Who Fasts on Yom Kippur?

Even people who may not fast on other fast days (such as pregnant and nursing women) do fast on Yom Kippur, provided that they can safely complete the fast.

If you feel you must eat due to severe health considerations (in which case eating actually becomes a mitzvah), please consult a doctor and a rabbi and follow the procedure for one who must eat on Yom Kippur.

The good news is that the majority of a Jew’s waking hours on Yom Kippur are typically spent in prayer at the synagogue, which serves as a welcomed distraction from the grumbling stomach. Of course, even those who cannot attend synagogue are equally obligated to fast; it is preferable to remain in bed all day fasting than to eat and attend services.

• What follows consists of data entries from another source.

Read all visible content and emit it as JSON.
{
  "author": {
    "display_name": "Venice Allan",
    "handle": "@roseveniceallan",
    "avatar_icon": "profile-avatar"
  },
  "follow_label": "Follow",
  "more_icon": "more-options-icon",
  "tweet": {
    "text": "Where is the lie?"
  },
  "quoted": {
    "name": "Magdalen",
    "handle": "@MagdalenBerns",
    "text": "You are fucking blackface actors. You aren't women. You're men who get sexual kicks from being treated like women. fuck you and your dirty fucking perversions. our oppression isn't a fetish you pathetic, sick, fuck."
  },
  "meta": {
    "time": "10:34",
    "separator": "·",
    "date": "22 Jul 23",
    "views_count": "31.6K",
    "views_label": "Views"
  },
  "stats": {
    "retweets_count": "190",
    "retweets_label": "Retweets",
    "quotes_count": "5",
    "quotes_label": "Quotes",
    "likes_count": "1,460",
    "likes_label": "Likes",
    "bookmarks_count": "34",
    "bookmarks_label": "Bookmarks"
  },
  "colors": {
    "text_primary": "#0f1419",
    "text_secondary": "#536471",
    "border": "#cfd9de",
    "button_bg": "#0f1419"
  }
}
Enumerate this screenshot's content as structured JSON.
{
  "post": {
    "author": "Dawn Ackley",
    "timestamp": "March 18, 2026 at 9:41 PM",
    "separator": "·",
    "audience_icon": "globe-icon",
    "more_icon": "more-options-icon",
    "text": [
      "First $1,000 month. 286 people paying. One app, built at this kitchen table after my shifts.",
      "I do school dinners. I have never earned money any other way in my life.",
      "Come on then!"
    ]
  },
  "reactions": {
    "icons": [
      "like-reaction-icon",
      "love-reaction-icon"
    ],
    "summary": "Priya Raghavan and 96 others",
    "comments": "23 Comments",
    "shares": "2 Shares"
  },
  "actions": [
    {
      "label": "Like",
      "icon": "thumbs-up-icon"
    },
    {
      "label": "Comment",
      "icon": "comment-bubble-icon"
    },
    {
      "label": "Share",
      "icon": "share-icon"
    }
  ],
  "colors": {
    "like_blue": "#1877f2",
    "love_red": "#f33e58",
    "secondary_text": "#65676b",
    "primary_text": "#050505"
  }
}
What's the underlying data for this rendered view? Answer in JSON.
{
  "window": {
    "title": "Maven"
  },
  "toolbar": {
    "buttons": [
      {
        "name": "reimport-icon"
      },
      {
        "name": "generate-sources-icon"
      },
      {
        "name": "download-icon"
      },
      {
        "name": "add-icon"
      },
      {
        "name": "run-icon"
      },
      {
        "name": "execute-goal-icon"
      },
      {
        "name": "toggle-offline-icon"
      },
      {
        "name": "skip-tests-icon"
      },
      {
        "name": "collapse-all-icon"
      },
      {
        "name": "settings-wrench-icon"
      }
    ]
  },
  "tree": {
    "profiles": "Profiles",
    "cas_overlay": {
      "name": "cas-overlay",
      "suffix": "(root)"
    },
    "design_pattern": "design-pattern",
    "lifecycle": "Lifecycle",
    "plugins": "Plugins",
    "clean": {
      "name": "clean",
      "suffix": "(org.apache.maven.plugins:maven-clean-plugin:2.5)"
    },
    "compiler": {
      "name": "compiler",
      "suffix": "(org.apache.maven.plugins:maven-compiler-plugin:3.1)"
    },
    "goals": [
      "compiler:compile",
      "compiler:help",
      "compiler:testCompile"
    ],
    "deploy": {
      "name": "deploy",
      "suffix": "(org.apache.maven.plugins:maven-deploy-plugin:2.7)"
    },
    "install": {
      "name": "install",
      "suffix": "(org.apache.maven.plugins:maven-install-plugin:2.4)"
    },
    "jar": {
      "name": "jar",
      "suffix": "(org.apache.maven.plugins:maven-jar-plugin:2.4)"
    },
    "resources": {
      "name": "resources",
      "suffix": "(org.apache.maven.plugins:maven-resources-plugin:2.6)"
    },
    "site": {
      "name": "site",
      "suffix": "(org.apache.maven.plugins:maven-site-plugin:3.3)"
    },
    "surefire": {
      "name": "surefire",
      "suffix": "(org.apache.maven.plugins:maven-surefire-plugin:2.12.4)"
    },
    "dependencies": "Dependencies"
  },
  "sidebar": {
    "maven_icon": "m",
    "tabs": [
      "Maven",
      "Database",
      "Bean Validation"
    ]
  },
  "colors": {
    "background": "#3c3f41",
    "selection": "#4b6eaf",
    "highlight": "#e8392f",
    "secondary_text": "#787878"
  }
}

Children under the age of bat/bar mitzvah (12 for a girl and 13 for a boy on the Jewish calendar) do not fast, but older children (from age 9 and up) should be encouraged to delay their eating somewhat, according to their maturity and strength. If you know your child to be healthy and strong, encourage them to fast from age 11.1

How to Prepare for the Fast

It is a mitzvah to eat and drink well on 9 Tishrei, the day before Yom Kippur. We eat (at least) two large meals, the final one right before the onset of the fast. Throughout the day, one should only eat light foods that are easy to digest, such as fish and poultry. (In the final meal before the fast, we avoid eating fish too.)

In many communities it is customary to eat kreplach, dumplings filled with ground chicken or beef.

No eating or drinking is allowed once candle-lighting time arrives.

Read: Tips for an Easier Fast

Why Do We Fast?

The Torah instructs, “On the tenth day of the seventh month you shall afflict yourselves.”2 This implies (among other things) not to eat or drink.

On Yom Kippur, we rise above the corporeal reality of day-to-day life, focusing solely on the spiritual. This is the day when we get in touch with our inner selves, our angelic side. And just as angels don’t eat or drink, neither do we.

Read: My Body and I: A Fasting Meditation

What Else Don’t We Do?

Food and drink constitute one of five “pleasures” we avoid on Yom Kippur. The other four are:

  1. Applying lotions or oils
  2. Engaging in marital relations
  3. Wearing leather shoes
  4. Washing or bathing

Like Shabbat, no work is to be done on Yom Kippur from the time the sun sets on the 9th of Tishrei until the stars appear the following evening.